Last Updated on May 8, 2018
As little girls, we grow up reading fairy tales about beautiful princesses being rescued by their knights in shining armor. Deep down in our hearts, every little girl yearns to be loved like that. We want a man to give everything up for us, even if it means his life, to keep us safe and make us happy.
Rather than relishing in the fact that we already have one God-man who has done this for us, however, we unrealistically expect this same treatment to come from a person… an imperfect, flawed, sinful person who was not designed to solely meet all of our needs (only God can do that).
As teenagers, girls often expect boys to pursue them (rightly so) and for them to then bend over backwards to meet their every desire. I recently saw on the Facebook profiles of acquaintances with high school children the great lengths that teenage boys were going to to simply ask a girl to a dance: The phrase “Prom?” being constructed out of kid’s swimming floaties and secured with rope across a swimming pool or the letters of the word “Homecoming” being individually photographed and framed are just a few examples. Talk about putting unnecessary pressure on young men! As young women grow older, we often expect the proposal and wedding to be of fairy tale proportions. And once we are both residing in our “castle,” we can sometimes expect our husbands to serve us. I can attest to this because I myself have suffered from this twisted mentality on occasion.

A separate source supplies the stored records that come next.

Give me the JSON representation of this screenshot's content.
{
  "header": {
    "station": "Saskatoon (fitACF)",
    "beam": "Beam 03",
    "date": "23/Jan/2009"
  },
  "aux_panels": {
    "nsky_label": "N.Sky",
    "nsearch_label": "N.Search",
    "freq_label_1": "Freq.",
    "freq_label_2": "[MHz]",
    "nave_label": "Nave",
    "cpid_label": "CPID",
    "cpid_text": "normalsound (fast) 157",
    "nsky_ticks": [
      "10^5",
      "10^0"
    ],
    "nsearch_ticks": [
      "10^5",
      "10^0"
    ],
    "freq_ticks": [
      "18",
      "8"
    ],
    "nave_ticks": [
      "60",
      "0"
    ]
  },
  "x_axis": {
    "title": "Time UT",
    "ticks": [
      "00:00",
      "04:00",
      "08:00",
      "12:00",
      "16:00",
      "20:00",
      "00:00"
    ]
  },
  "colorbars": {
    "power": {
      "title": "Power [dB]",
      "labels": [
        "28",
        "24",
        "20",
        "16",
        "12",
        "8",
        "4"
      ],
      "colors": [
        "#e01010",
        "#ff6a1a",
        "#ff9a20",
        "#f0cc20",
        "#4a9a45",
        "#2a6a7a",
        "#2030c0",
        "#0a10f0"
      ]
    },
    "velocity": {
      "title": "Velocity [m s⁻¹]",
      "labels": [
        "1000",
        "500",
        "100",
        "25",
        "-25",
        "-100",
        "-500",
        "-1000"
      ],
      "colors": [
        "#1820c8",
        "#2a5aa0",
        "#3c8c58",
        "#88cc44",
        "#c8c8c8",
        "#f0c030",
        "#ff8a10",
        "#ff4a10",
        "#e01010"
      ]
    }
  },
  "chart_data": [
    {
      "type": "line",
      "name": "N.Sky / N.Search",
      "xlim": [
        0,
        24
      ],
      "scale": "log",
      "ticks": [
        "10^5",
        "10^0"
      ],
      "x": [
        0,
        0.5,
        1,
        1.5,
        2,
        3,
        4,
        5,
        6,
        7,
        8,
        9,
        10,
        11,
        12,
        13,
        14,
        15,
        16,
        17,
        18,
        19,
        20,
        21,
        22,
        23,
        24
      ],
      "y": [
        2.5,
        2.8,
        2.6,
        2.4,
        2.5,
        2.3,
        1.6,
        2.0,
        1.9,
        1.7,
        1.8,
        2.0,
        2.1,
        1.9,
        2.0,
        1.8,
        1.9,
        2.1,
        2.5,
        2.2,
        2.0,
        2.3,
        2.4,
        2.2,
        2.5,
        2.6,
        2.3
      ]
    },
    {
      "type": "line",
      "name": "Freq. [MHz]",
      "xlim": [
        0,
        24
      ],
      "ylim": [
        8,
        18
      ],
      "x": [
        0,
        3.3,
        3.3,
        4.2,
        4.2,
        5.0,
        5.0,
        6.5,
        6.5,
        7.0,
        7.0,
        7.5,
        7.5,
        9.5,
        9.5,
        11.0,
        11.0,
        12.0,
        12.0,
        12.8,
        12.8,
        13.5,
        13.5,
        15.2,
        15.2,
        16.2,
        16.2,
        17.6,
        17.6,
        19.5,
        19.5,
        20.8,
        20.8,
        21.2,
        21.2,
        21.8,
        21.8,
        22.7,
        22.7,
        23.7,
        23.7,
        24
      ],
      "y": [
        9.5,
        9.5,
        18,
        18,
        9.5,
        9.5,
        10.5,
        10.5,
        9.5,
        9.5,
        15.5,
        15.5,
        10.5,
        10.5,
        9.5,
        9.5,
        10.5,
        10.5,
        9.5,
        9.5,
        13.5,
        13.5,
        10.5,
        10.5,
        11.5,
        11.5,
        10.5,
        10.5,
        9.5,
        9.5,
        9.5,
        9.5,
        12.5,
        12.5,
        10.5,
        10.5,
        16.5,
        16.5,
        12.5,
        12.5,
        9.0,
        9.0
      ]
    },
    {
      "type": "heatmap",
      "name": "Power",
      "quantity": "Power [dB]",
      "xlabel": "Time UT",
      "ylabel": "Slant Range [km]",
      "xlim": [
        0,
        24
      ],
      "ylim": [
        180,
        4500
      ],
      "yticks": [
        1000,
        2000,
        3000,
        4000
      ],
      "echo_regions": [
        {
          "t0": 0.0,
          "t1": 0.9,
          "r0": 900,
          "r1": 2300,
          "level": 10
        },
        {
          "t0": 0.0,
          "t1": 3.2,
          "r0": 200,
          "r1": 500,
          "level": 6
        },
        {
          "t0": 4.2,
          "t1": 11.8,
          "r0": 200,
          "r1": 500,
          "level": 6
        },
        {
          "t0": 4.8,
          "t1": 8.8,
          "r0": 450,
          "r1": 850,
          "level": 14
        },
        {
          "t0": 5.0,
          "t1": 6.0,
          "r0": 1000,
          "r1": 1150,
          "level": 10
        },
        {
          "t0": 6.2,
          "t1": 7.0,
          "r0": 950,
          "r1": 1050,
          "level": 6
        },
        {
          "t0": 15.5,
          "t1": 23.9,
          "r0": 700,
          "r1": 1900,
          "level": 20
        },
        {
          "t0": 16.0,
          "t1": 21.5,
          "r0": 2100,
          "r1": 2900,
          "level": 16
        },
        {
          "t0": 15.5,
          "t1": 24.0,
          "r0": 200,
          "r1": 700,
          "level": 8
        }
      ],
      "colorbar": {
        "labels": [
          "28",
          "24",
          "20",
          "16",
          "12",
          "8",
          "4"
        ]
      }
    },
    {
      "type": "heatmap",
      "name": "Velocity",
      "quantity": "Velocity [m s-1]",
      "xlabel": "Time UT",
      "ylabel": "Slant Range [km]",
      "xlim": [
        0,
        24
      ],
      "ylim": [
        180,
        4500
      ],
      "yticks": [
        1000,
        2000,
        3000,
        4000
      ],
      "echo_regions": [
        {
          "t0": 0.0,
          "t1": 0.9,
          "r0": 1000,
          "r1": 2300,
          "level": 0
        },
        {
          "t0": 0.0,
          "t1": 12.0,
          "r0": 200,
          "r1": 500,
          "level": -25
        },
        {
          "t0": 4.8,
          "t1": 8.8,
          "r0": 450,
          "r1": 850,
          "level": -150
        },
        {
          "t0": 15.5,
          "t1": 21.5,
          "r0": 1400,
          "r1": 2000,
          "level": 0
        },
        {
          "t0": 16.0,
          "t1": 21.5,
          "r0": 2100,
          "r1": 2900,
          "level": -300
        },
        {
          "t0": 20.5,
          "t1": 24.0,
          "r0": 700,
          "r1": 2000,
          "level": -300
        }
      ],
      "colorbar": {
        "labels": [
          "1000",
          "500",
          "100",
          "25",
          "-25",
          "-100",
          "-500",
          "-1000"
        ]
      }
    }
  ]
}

If we have bought into this mentality and placed fairy-tale expectations on the men in our lives (as I regrettably have often done), once we have children we can often suffer from the reversed-Cinderella syndrome. “I used to be treated like such a princess, but now I am scrubbing the floors, folding the laundry, and changing the 20th diaper TODAY! What about me and what I want to do?!?!”
Our culture feeds into the princess mentality, starting at infancy and well into adulthood. When was the last time you saw a “romantic comedy” where the woman goes to great lengths to serve and encourage the man she loves? I don’t think I have ever seen such a movie. And, as much as I hate to admit it, the body of Christ is guilty of this at times as well. Even the author of a recent Christian fiction book I read seemed to be encouraging this type of expectation for young women and the men who pursue them.
No, I’m certainly not against playing princesses and reading fairy tales…but I think we always need to remember who that knight in shining armor really is.
[verse reference=”Psalm 45:14″]Let the King be enthralled by your beauty. Honor him, for he is your Lord.[/verse]
As women, God has called us to a life of service (as Proverbs 31 clearly indicates). The people we need to start serving first and foremost are those in our own household. This is hard, especially when it is so counter-cultural, and I personally fail at it daily. It is a daily choice we must make as women: to serve or demand to be served.
Let’s make the choice to emulate the one man in our life who was perfect and chose to give up everything for us. Let’s make the choice to serve our families with a selfless attitude.
SO well said! Thank you, Jenae!
I have to remind myself to have an attitude of serving about three times a week. Good point about romantic comedies–they’re generally about the guy doing things for the girl.
This is fantastic, Jenae. That mindset is so subtly instilled in us our whole lives. I love that you point out that the only one who will ever be our Knight in Shining Armor is our Savior. And how you balance it with embracing a mindset of service (which the Word commands). Thanks for this encouragement!!!
Thank you for sharing this. It is so true, we focus so much on our unrealistic expectations and end up disappointed in life. God will NEVER fail us, He is always our hero!
so encouraging….!!
and God’s word you’re giving today makes me focus on what is really true and take a deep breath again…
Thank you, Jenae,,! 🙂
Thankyou Jenae,
I often fall into the ‘Me,me,me’ trap and it makes my life stressful and miserable! Being reminded to put things into perspective eases my mind and makes me re-think the things im doing in my marriage.
God bless!
The Cinderella trap is one I have recently realized i had fallen into. and its not just about only thinking about yourself and wanting to be the princess so to speak. And the world today really inflates the “romance” side to every story. I’ve often heard and believe that womens romance novels (even the Christian ones) are womens version of porn because we use our imaginations so well we can easily mix the fairy tale with reality. I know growing up with “the princess bride” and other such romantic nonsense, when I met and married my unromantic husband I was left dismayed, disappointed and even bitter. I read about a girl who was so deep into the fairy tale trap in joyce Meyers book “battlefield of the mind” that she was even disscusted by her husband and grew to be very unloving and bitter towards him and it was a long road of mental changing of thought process. The cinderalla view of relationships and marriage can be a very dangerous one indeed.